There’s more. The Secretary of HHS is directed to take regulatory actions limiting access to gender-affirming care for children, including revising Medicare and Medicaid standards and rescinding previous federal protections. The order further directs the Department of Defense to exclude such procedures from TRICARE coverage, the Office of Personnel Management to ensure federal employee health insurance plans do not cover pediatric transition-related treatments, and the Department of Justice to prioritize enforcement against practices it deems deceptive or harmful. It also calls for new legal avenues for individuals seeking recourse against medical professionals involved in gender-affirming care, including reviewing Department of Justice enforcement of section 116 of title 18, United States Code, and prioritizing enforcement of protections against female genital mutilation. It calls for convening states’ attorneys general and other law enforcement officers to coordinate the enforcement of laws against female genital mutilation across all American states and territories. It moreover targets state laws and policies that remove custody from parents who oppose such treatments.

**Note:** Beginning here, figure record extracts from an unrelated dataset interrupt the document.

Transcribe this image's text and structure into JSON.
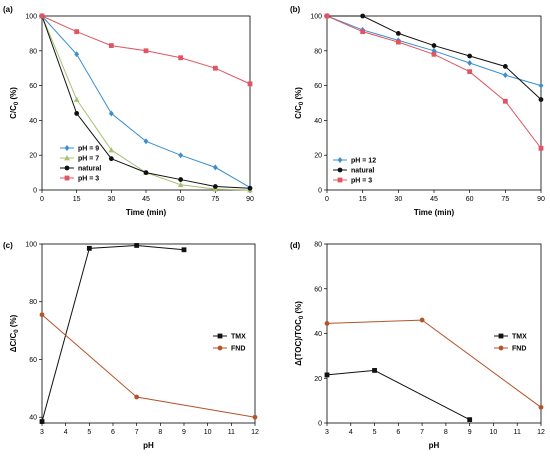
{
  "chart_data": [
    {
      "panel_label": "(a)",
      "type": "line",
      "xlabel": "Time (min)",
      "ylabel": "C/C",
      "ylabel_sub": "0",
      "ylabel_unit": " (%)",
      "xlim": [
        0,
        90
      ],
      "ylim": [
        0,
        100
      ],
      "xticks": [
        0,
        15,
        30,
        45,
        60,
        75,
        90
      ],
      "yticks": [
        0,
        20,
        40,
        60,
        80,
        100
      ],
      "legend_position": "bottom-left",
      "legend_order": [
        0,
        1,
        2,
        3
      ],
      "series": [
        {
          "name": "pH = 9",
          "color": "#3a8fd0",
          "marker": "diamond",
          "x": [
            0,
            15,
            30,
            45,
            60,
            75,
            90
          ],
          "y": [
            100,
            78,
            44,
            28,
            20,
            13,
            1.5
          ]
        },
        {
          "name": "pH = 7",
          "color": "#a8c070",
          "marker": "triangle",
          "x": [
            0,
            15,
            30,
            45,
            60,
            75,
            90
          ],
          "y": [
            100,
            52,
            23,
            10,
            3,
            0.5,
            0
          ]
        },
        {
          "name": "natural",
          "color": "#111111",
          "marker": "circle",
          "x": [
            0,
            15,
            30,
            45,
            60,
            75,
            90
          ],
          "y": [
            100,
            44,
            18,
            10,
            6,
            2,
            1
          ]
        },
        {
          "name": "pH = 3",
          "color": "#e05560",
          "marker": "square",
          "x": [
            0,
            15,
            30,
            45,
            60,
            75,
            90
          ],
          "y": [
            100,
            91,
            83,
            80,
            76,
            70,
            61
          ]
        }
      ]
    },
    {
      "panel_label": "(b)",
      "type": "line",
      "xlabel": "Time (min)",
      "ylabel": "C/C",
      "ylabel_sub": "0",
      "ylabel_unit": " (%)",
      "xlim": [
        0,
        90
      ],
      "ylim": [
        0,
        100
      ],
      "xticks": [
        0,
        15,
        30,
        45,
        60,
        75,
        90
      ],
      "yticks": [
        0,
        20,
        40,
        60,
        80,
        100
      ],
      "legend_position": "bottom-left",
      "legend_order": [
        0,
        1,
        2
      ],
      "series": [
        {
          "name": "pH = 12",
          "color": "#3a8fd0",
          "marker": "diamond",
          "x": [
            0,
            15,
            30,
            45,
            60,
            75,
            90
          ],
          "y": [
            100,
            92,
            86,
            80,
            73,
            66,
            60
          ]
        },
        {
          "name": "natural",
          "color": "#111111",
          "marker": "circle",
          "x": [
            0,
            15,
            30,
            45,
            60,
            75,
            90
          ],
          "y": [
            100,
            100,
            90,
            83,
            77,
            71,
            52
          ]
        },
        {
          "name": "pH = 3",
          "color": "#e05560",
          "marker": "square",
          "x": [
            0,
            15,
            30,
            45,
            60,
            75,
            90
          ],
          "y": [
            100,
            91,
            85,
            78,
            68,
            51,
            24
          ]
        }
      ]
    },
    {
      "panel_label": "(c)",
      "type": "line",
      "xlabel": "pH",
      "ylabel": "ΔC/C",
      "ylabel_sub": "0",
      "ylabel_unit": " (%)",
      "xlim": [
        3,
        12
      ],
      "ylim": [
        38,
        100
      ],
      "xticks": [
        3,
        4,
        5,
        6,
        7,
        8,
        9,
        10,
        11,
        12
      ],
      "yticks": [
        40,
        60,
        80,
        100
      ],
      "legend_position": "right",
      "legend_order": [
        0,
        1
      ],
      "series": [
        {
          "name": "TMX",
          "color": "#111111",
          "marker": "square",
          "x": [
            3,
            5,
            7,
            9
          ],
          "y": [
            38.5,
            98.5,
            99.5,
            98
          ]
        },
        {
          "name": "FND",
          "color": "#b5532a",
          "marker": "circle",
          "x": [
            3,
            7,
            12
          ],
          "y": [
            75.5,
            47,
            40
          ]
        }
      ]
    },
    {
      "panel_label": "(d)",
      "type": "line",
      "xlabel": "pH",
      "ylabel": "Δ(TOC)/TOC",
      "ylabel_sub": "0",
      "ylabel_unit": " (%)",
      "xlim": [
        3,
        12
      ],
      "ylim": [
        0,
        80
      ],
      "xticks": [
        3,
        4,
        5,
        6,
        7,
        8,
        9,
        10,
        11,
        12
      ],
      "yticks": [
        0,
        20,
        40,
        60,
        80
      ],
      "legend_position": "right",
      "legend_order": [
        0,
        1
      ],
      "series": [
        {
          "name": "TMX",
          "color": "#111111",
          "marker": "square",
          "x": [
            3,
            5,
            9
          ],
          "y": [
            21.5,
            23.5,
            1.5
          ]
        },
        {
          "name": "FND",
          "color": "#b5532a",
          "marker": "circle",
          "x": [
            3,
            7,
            12
          ],
          "y": [
            44.5,
            46,
            7
          ]
        }
      ]
    }
  ]
}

There is more still, so I encourage readers to following the link and read the order themselves. I will conclude by noting that Trump’s decisive action in strengthening protections against harmful medical interventions reflects a commitment to safeguarding the rights and well-being of vulnerable individuals and those who cannot consent to having their bodies medically altered by an for-profit industry. By reinforcing the prohibition of female genital mutilation by extending similar protections to minors facing the irreversible medical procedures covered by GAC, the administration has prioritized ethics, human dignity, and science over ideological pressures. The executive order ensures that federal resources are not used to promote treatments lacking scientific integrity. Through strong regulatory measures and a clear stance against coercive medical practices, the Trump administration has reaffirmed the government’s role in protecting children from harm. This stance should be expanded to cover adults, as well. Nonetheless, the policy underscores a broader commitment to defending fundamental human rights and resisting cultural narratives that seek to normalize irreversible medical interventions on minors.